Alfonso Ussía
Manuel Azaña
El gran escritor y pésimo gobernante está instalado en el altar mítico de la progresía. Don Manuel fue un pretencioso y tostonazo autor de teatro y un formidable ensayista, memorialista excelso. Despreciaba al resto de la humanidad en un alarde de modestia coperniquiana. Todo el universo giraba en torno a su persona, que de cuando en cuando se dignaba contemplarlo. Sabía de su talento literario, pero jamás supo hallar en su ego su ilimitada incapacidad para la política. Era de palabra hiriente y penetrante, y de valor menguado. El miedo le llevó, con su huida a Francia a través de los Pirineos, a dejar a la Segunda República sin héroe que reivindicar. Alcalá Zamora, quizá exageradamente denostado en el último endecasílabo del soneto que le dedicó Alberti – «fue tonto en Priego, en Alcalá y Zamora»–, no pasó de representar la discreta y hortera burguesía que se apropió de la Segunda República con el mal gusto por bandera. Largo Caballero fue un asesino, hoy homenajeado en un monumento en los Nuevos Ministerios. Indalecio Prieto, el más inteligente y desconcertante de todos los grandes políticos republicanos, no destacó por su firmeza. Y Manuel Azaña, nefasto Presidente, no supo o no pudo estar a la altura de las circunstancias. Su permanencia en España con posterioridad a la derrota republicana en la Guerra Civil habría perturbado a Franco, pero no permaneció. Se fue, y poco más tarde, falleció en la casi soledad de los que no cumplen. Besteiro fue la excepción. El gran jurista y profesor, avergonzado con el fango republicano, falleció con dignidad en la cárcel, en aquellos momentos tan desaprovechados por quien tenía que perdonar.

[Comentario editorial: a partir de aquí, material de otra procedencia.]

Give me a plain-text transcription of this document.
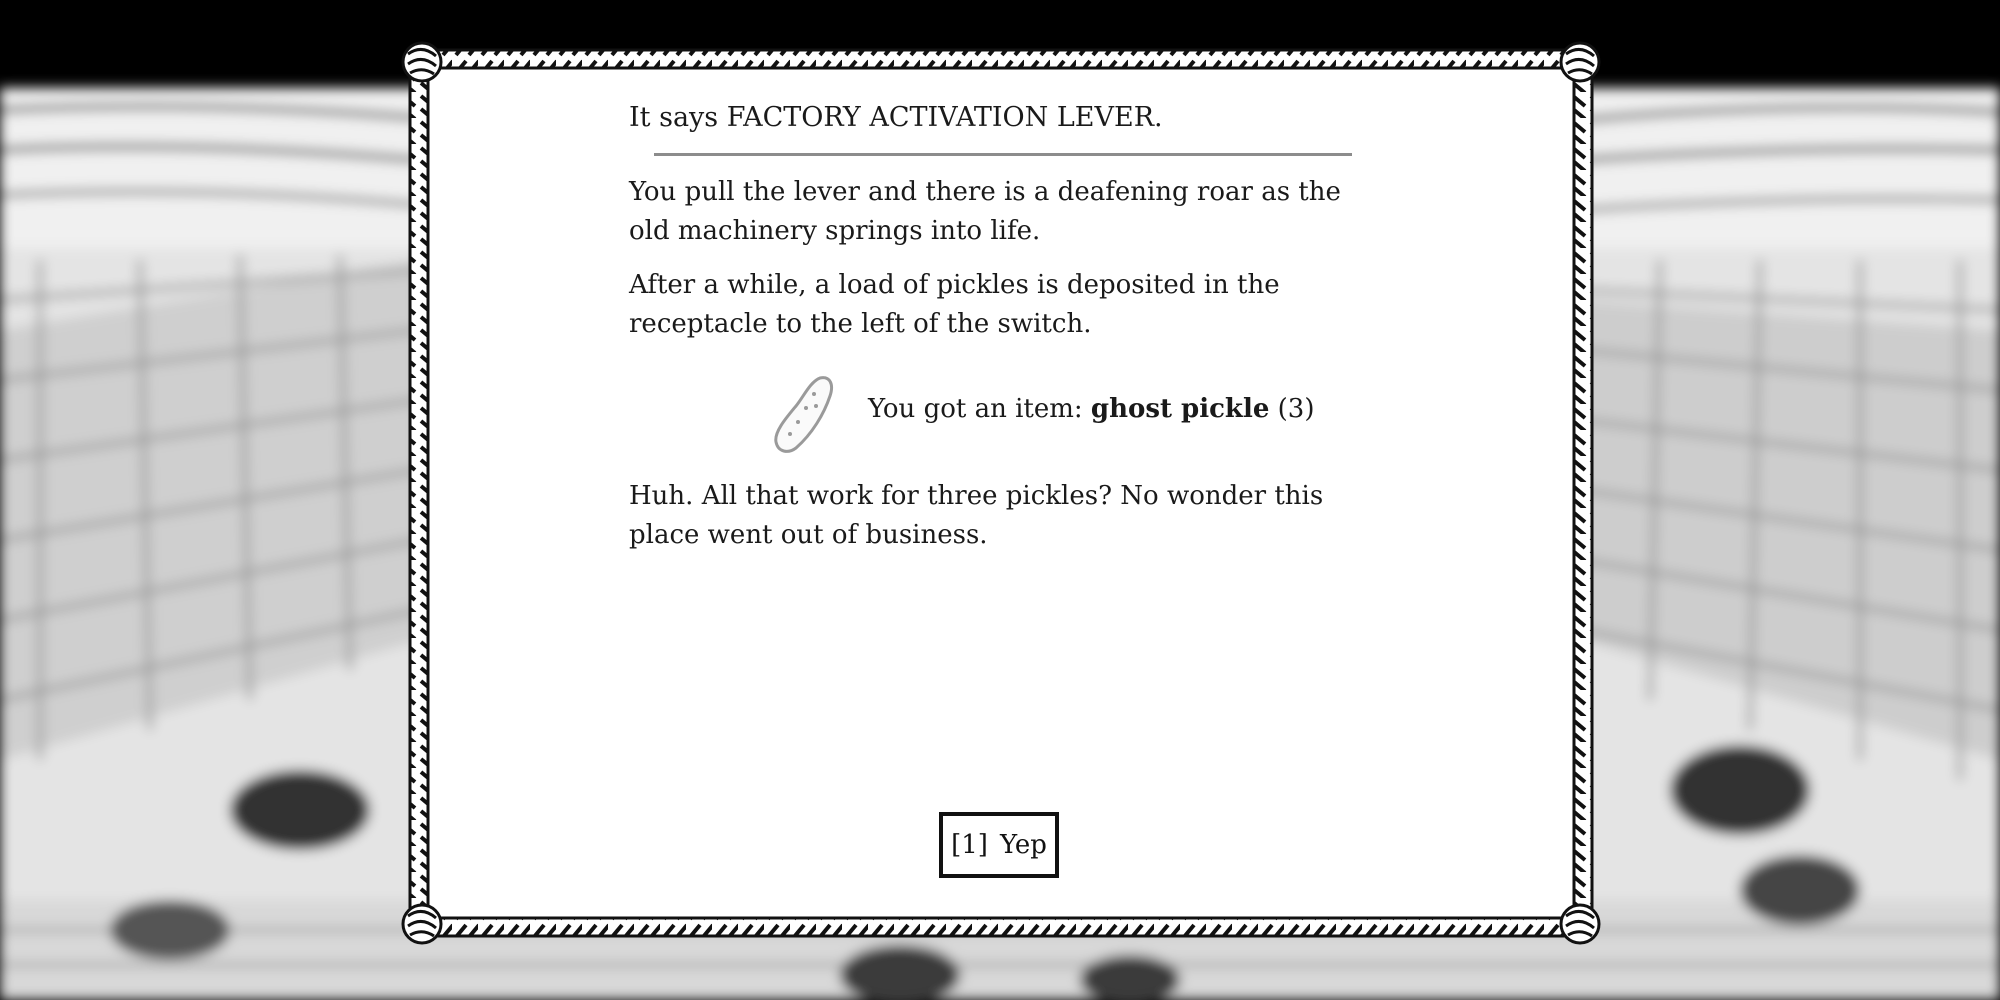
It says FACTORY ACTIVATION LEVER.

You pull the lever and there is a deafening roar as the old machinery springs into life.

After a while, a load of pickles is deposited in the receptacle to the left of the switch.

You got an item: ghost pickle (3)

Huh. All that work for three pickles? No wonder this place went out of business.

[1] Yep
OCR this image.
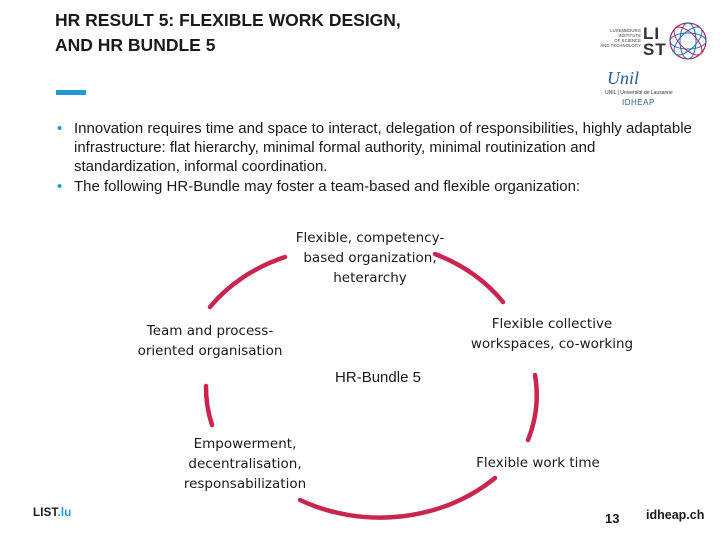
HR RESULT 5: FLEXIBLE WORK DESIGN,
AND HR BUNDLE 5
LUXEMBOURG
INSTITUTE
OF SCIENCE
AND TECHNOLOGY
LI
ST
Unil
UNIL | Université de Lausanne
IDHEAP
• Innovation requires time and space to interact, delegation of responsibilities, highly adaptable infrastructure: flat hierarchy, minimal formal authority, minimal routinization and standardization, informal coordination.
• The following HR-Bundle may foster a team-based and flexible organization:
Flexible, competency-based organization, heterarchy
Team and process-oriented organisation
Flexible collective workspaces, co-working
Empowerment, decentralisation, responsabilization
Flexible work time
HR-Bundle 5
LIST.lu	13 idheap.ch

Pero Azaña, en su quehacer literario, mostró una valentía que no supo acondicionar a su vida. En ocasiones, una acritud exagerada y alejada de la corrección política. «Cataluña sólo reacciona cuando es bombardeada cada cincuenta años». Si tamaña barbaridad la hubiera dicho un político liberal o conservador de ahora, habría sido fulminado por sus propios compañeros de partido. Pero quizá acertó, y se acercó más a la realidad, cuando opinó de los políticos catalanes, entendiendo como tales a los nacionalistas. «Lo mejor que se puede hacer con los políticos catalanes es no tratarlos». Su reflexión se ilumina cuando se aplica a la realidad de la España de hoy.

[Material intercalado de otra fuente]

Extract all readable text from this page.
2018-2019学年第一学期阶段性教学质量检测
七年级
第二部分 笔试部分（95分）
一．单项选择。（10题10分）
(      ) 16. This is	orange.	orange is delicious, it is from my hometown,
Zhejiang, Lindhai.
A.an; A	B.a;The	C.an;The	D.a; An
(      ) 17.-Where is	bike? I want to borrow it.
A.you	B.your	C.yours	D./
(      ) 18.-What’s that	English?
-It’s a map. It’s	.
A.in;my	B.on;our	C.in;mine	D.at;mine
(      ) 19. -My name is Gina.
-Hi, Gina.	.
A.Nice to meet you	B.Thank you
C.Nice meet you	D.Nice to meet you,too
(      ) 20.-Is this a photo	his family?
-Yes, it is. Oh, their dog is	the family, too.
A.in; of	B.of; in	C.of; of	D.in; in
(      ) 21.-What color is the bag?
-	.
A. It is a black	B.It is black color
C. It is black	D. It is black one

¿Se puede tratar con los políticos separatistas de Cataluña? Sólo en un supuesto. Cuando Cataluña necesita un riego de millones de euros para paliar su ruinosa administración. Es entonces cuando moderan sus palabras y acciones y retrasan hasta que el dinero haya llegado a sus manos los desprecios por España y el resto de los españoles. Fuera de esa situación que se repite en varias ocasiones cada año, y que siempre es atendida por los pasmos y tribulaciones del Gobierno español, los políticos separatistas de Cataluña son sencillamente intratables. España está en peligro, pero mucho más acuciante es el riesgo de Cataluña. Sorprende que la región, hoy territorio autonómico, destinada a ser para siempre la más rica y próspera de España se mueva entre el bono basura y la solicitud constante de financiación. Todavía se oye lo de «España nos roba», pero en ningún foro político, en ningún medio de comunicación público o privado de Cataluña se ha dicho o escrito que los que han robado a Cataluña –y a España, como es de suponer–, han sido los Pujol, el pujolismo y una buena parte de la burguesía adicta al régimen pujolero.
En nada que no sea su primor en colocar las palabras admiro a Manuel Azaña. Pero hay que reconocer que supo aventurar lo que hoy sucede con Cataluña. Es buena la recomendación. Lo mejor, no tratarlos. Aunque haya que pagarlos para que sobrevivan los catalanes que de nada tienen la culpa.